After years of effort, a location was selected, and plans and funding were finally approved, but obstacles continue to hold back the project.

"Dick Littlestone has never given up, so I don't either," said Rep. Henry Waxman (D-Los Angeles) during his comments Monday at the cemetery. Waxman revealed that in recent weeks he has requested a progress report from Gen. Eric Shinseki, Secretary of Veterans Affairs.

Opened in the 19th century on land originally set aside as a retirement home for disabled or aging soldiers, the cemetery is hemmed in by Westwood on three sides, and by the 405 Freeway to the west.

But a site for the new columbarium has been identified just the other side of the freeway, and accessible to the cemetery by way of Constitution Avenue, which passes beneath the freeway.

Like the cemetery, the proposed columbarium site is on property under the control of the Veterans Administration, but a different branch, for healthcare.

An "intra-agency" property transfer would be relatively simple, but for one thing: decades ago, the VA began leasing off portions of its healthcare campus to commercial enterprises, and the columbarium site is under lease to an oil company.
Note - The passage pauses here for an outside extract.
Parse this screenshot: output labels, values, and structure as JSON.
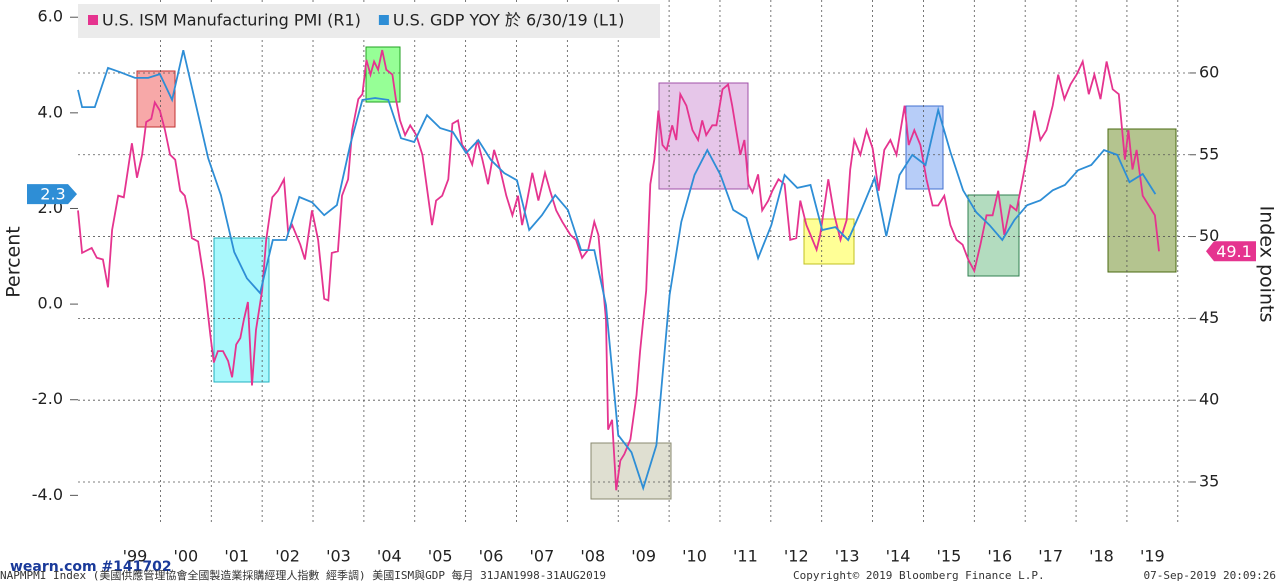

Breitburn Energy uses it to store pipes and other equipment for its nearby production site on the south side of Constitution Ave.

It's not an insurmountable problem. The company is willing to swap its storage yard for another lease site, said Breitburn's Gregory Brown, General Counsel and Executive VP.
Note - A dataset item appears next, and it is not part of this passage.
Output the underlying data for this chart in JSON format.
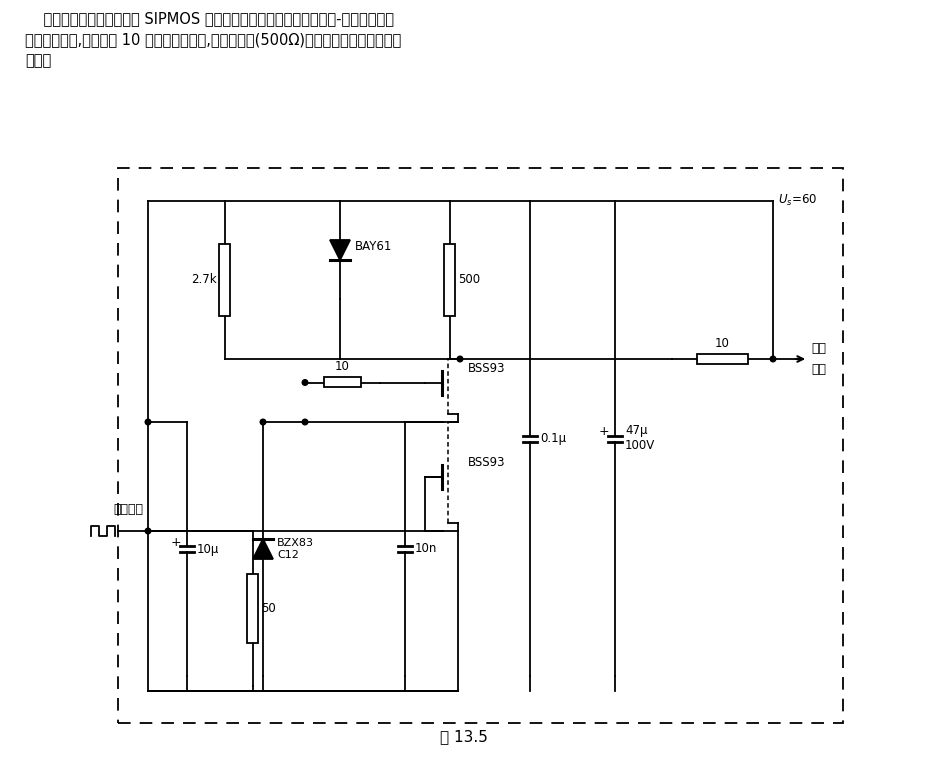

But that was not done before a 2011 lawsuit against the VA challenged the legality of leasing to private enterprises, prompting the VA to put a hold on property transactions, at least temporarily.

"So until the lawsuit is resolved, we're at a standstill," said Bacon, the cemetery director.

"It makes you cry," said Littlestone, as he spoke with a reporter in the study of his Westside home, where he meticulously files every scrap of correspondence dealing with the columbarium.

"He's like a bulldog with it," said his wife of 65 years, Doris Littlestone.

If there is one consolation for Littlestone, it might be that the National Cemetery Administration has embraced his idea for large columbariums, not just in Los Angeles, but in other cities where national cemeteries are nearing capacity. The "urban initiative," it's called.

The irony is that urban initiative cities, such as Oakland - with a later proposal, but without the property transfer controversy - may get new columbariums before Los Angeles.

But Littlestone is not one to be worn down, and he has not given hope LA's new columbarium will be built during his lifetime.

"I just had open-heart surgery," Littlestone said. "I understand it's extended my life another 10 years."